SEN LLC

Posted on Apr 15

HTTP Cookies in the Wild Are a Mess — I Built a CLI That Eats Them

#typescript #node #cookies #tutorial

HTTP Cookies in the Wild Are a Mess — I Built a CLI That Eats Them

A zero-dependency TypeScript CLI that takes a raw Cookie: header from
devtools, curl -v, or an nginx log and pretty-prints every cookie, auto-
decoding JWTs, base64 blobs, and URL-encoded values in place.

📦 GitHub: https://github.com/sen-ltd/cookie-decode

I spend more time than I'd like in the middle of authentication bug hunts,
and those hunts all start the same way: I copy a line out of devtools or a
curl -v 2>&1 run and end up staring at something like this.

Cookie: session=9f8d2a1b4c5e6f7a8b9c0d1e2f3a4b5c; theme=dark; token=eyJhbGciOiJIUzI1NiIsInR5cCI6IkpXVCJ9.eyJzdWIiOiIxMjM0NTY3ODkwIiwibmFtZSI6IkpvaG4gRG9lIiwiaWF0IjoxNTE2MjM5MDIyfQ.SflKxwRJSMeKKF2QT4fwpMeJf36POk6yJV_adQssw5c; lang=en%2DUS; cart=12

There's a session id in there, a JWT, a URL-encoded locale, a literal
counter, and the word "dark". To make sense of it I have to mentally split
the string on ;, eyeball each =, paste the JWT into jwt.io, paste the
locale into a URL decoder, and ignore the ones that look opaque. The
fifteenth time I did that in a week I wrote cookie-decode — a CLI that
does exactly that dance, in the terminal, with zero runtime dependencies.

This post is a walkthrough of what I learned writing it: RFC 6265 is kinder
than I remembered, JWT detection can be done by shape alone in about ten
lines, the "is this base64?" problem is mostly about ruling things out, and
the single biggest source of cookie confusion I see on StackOverflow is
people mixing up Cookie: with Set-Cookie:.

The problem

If you've ever debugged an authenticated request, you've had to answer some
version of what is in the cookie jar, actually? The jar can contain
anything — the spec is deliberately opaque — and apps often stuff four
different kinds of things in it:

Session ids: opaque hex or UUID-looking strings, typically 32–64 chars.
JWTs: three base64url segments joined by dots, often the actual access token for SPAs that gave up on Authorization: headers.
Base64 blobs: signed or encrypted session state from Rails, Django, express-session, or the dozens of frameworks that roll their own.
Tiny structured values: counters, locale codes, theme names, feature-flag bitmaps. These are the ones most likely to be URL-encoded.

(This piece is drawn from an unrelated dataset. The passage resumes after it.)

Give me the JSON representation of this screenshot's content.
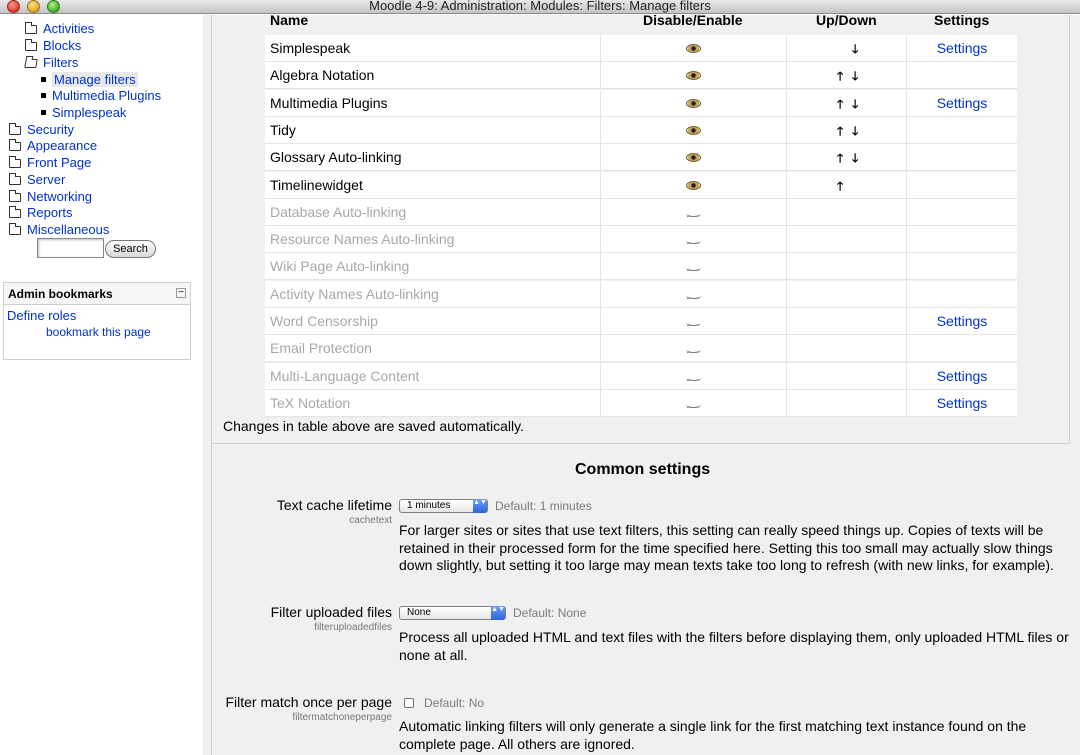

When something is wrong — a CSRF failure, a SameSite issue, a JWT that
refuses to validate — you need to see all of it at once, not pick one cookie
to investigate at a time. That's the gap cookie-decode fills.

`Cookie:` is not `Set-Cookie:` and this is the #1 thing people get wrong

Before I wrote any parsing code I re-read RFC 6265 §4.2, because I kept
tripping over the same confusion: every "cookie parser" on npm has slightly
different opinions about attributes like Path, Domain, HttpOnly,
Secure, SameSite. And that makes sense — because those attributes don't
exist in the Cookie: header at all. They exist only in Set-Cookie:.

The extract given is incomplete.